Jeśli pojawiły się jakiekolwiek wątpliwości, że Fiat ma oko na elektryfikację, rozwiały się wraz z pojawieniem się nowej 500, która nie ma silników termicznych. Ale włoska marka chce iść dalej i chce stać się w pełni elektryczną już w 2030 roku.
Oświadczenie to ogłosił Olivier François, dyrektor wykonawczy Fiata i Abartha, podczas rozmowy z architektem Stefano Boeri — słynącym z wertykalnych ogrodów… — z okazji Światowego Dnia Ochrony Środowiska, który obchodzony jest 5 czerwca.

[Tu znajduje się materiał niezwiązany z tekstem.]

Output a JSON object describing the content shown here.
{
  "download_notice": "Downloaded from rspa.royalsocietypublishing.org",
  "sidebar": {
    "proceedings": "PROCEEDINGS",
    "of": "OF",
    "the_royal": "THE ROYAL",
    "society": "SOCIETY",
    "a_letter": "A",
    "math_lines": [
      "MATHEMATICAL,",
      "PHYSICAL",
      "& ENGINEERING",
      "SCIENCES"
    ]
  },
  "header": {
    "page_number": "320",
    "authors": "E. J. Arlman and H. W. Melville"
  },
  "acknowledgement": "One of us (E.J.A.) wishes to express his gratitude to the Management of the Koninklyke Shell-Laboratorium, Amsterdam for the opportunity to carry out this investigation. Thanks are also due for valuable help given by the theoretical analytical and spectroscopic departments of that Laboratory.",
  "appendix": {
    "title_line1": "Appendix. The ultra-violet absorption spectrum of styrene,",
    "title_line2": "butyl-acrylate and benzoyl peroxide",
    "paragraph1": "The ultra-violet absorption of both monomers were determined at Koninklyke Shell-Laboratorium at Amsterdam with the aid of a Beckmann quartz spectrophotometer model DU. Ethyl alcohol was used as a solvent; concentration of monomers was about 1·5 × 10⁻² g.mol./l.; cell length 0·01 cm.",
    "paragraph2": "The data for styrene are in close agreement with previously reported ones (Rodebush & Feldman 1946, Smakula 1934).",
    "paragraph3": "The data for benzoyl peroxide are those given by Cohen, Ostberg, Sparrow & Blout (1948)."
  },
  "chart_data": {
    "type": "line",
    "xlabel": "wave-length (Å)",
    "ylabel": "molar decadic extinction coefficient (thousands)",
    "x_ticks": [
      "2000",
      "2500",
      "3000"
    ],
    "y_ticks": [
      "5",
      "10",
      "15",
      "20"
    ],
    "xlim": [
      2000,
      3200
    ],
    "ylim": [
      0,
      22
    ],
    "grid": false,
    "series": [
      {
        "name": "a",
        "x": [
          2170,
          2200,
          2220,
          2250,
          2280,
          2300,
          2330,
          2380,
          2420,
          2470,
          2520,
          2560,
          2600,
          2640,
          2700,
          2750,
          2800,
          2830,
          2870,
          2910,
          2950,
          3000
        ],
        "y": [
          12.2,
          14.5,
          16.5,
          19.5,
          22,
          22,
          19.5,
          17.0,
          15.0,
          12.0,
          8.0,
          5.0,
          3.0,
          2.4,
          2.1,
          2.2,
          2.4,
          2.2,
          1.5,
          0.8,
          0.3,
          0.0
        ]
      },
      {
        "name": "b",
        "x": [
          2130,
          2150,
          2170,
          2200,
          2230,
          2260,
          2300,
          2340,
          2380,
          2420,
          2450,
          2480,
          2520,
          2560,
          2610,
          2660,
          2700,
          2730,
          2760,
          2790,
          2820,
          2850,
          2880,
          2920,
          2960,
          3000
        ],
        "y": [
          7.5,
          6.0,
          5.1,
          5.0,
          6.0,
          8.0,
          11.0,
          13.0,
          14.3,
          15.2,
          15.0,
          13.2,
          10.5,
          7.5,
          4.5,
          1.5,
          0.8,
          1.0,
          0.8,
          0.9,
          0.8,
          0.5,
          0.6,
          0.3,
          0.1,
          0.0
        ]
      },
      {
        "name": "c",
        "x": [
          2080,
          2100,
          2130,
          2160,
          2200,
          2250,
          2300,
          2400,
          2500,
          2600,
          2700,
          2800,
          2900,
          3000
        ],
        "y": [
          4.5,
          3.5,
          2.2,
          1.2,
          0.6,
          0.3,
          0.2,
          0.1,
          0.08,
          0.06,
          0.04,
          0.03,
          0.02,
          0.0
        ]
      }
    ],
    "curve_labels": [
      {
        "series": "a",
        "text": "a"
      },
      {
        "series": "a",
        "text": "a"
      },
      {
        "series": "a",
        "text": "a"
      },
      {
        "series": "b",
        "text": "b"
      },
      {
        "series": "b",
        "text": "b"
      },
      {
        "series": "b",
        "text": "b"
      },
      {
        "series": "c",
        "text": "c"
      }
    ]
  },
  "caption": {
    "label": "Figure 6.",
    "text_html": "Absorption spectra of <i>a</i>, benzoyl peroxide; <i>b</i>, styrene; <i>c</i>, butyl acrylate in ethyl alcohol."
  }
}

„Pomiędzy rokiem 2025 a 2030 nasza gama produktów będzie stopniowo stawała się w 100% elektryczna. To będzie radykalna zmiana dla Fiata”, powiedział francuski dyrektor, który pracował także dla Citroëna, Lancii i Chryslera.
Nowa 500 to tylko pierwszy krok w tej transformacji, ale będzie swego rodzaju „twarzą” elektryfikacji marki, która ma również nadzieję obniżyć ceny aut elektrycznych do poziomu zbliżonego do modelu z silnikiem spalinowym.
Olivier François, dyrektor wykonawczy Fiata i AbarthNaszym obowiązkiem jest oferowanie na rynku jak najszybciej i jak tylko uda nam się obniżyć koszty akumulatorów, pojazdów elektrycznych, które nie kosztują więcej niż pojazdy z silnikiem spalinowym. Badamy terytorium zrównoważonej mobilności dla wszystkich, to jest nasz projekt.
Podczas tej rozmowy „szef” turyńskiego producenta ujawnił również, że decyzja ta nie została podjęta z powodu pandemii Covid-19, ale przyspieszyła sytuację.
„Decyzja o wprowadzeniu na rynek nowej 500 z napędem elektrycznym została podjęta przed pojawieniem się Covid-19 i właściwie już zdawaliśmy sobie sprawę, że świat nie może dłużej akceptować „kompromisowych rozwiązań”. Odosobnienie było tylko ostatnim z otrzymanych przez nas ostrzeżeń” – powiedział.
„W tym czasie byliśmy świadkami sytuacji, które wcześniej były niewyobrażalne, takich jak ponowne obserwowanie dzikich zwierząt w miastach, pokazujące, że przyroda odzyskuje swoje miejsce. I, jakby nadal było to konieczne, przypomniało nam o pilnej potrzebie zrobienia czegoś dla naszej planety” – wyznał Olivier François, który wśród 500 umieszcza „odpowiedzialność” za „zrównoważoną mobilność dla wszystkich”.
„Mamy ikonę, 500, a ikona zawsze ma swoją przyczynę, a 500 zawsze miała jedną: w latach pięćdziesiątych sprawiła, że mobilność była dostępna dla wszystkich. Teraz, w tym nowym scenariuszu, ma nową misję, aby zrównoważona mobilność była dostępna dla wszystkich” – powiedział Francuz.
Ale niespodzianki na tym się nie kończą. Mityczny owalny tor testowy znajdujący się na dachu dawnej fabryki Lingotto w Turynie zostanie przekształcony w ogród. Według Oliviera François, celem jest stworzenie „największego wiszącego ogrodu w Europie, z ponad 28 000 roślin”, w ramach zrównoważonego projektu, który „ożywi miasto Turyn”.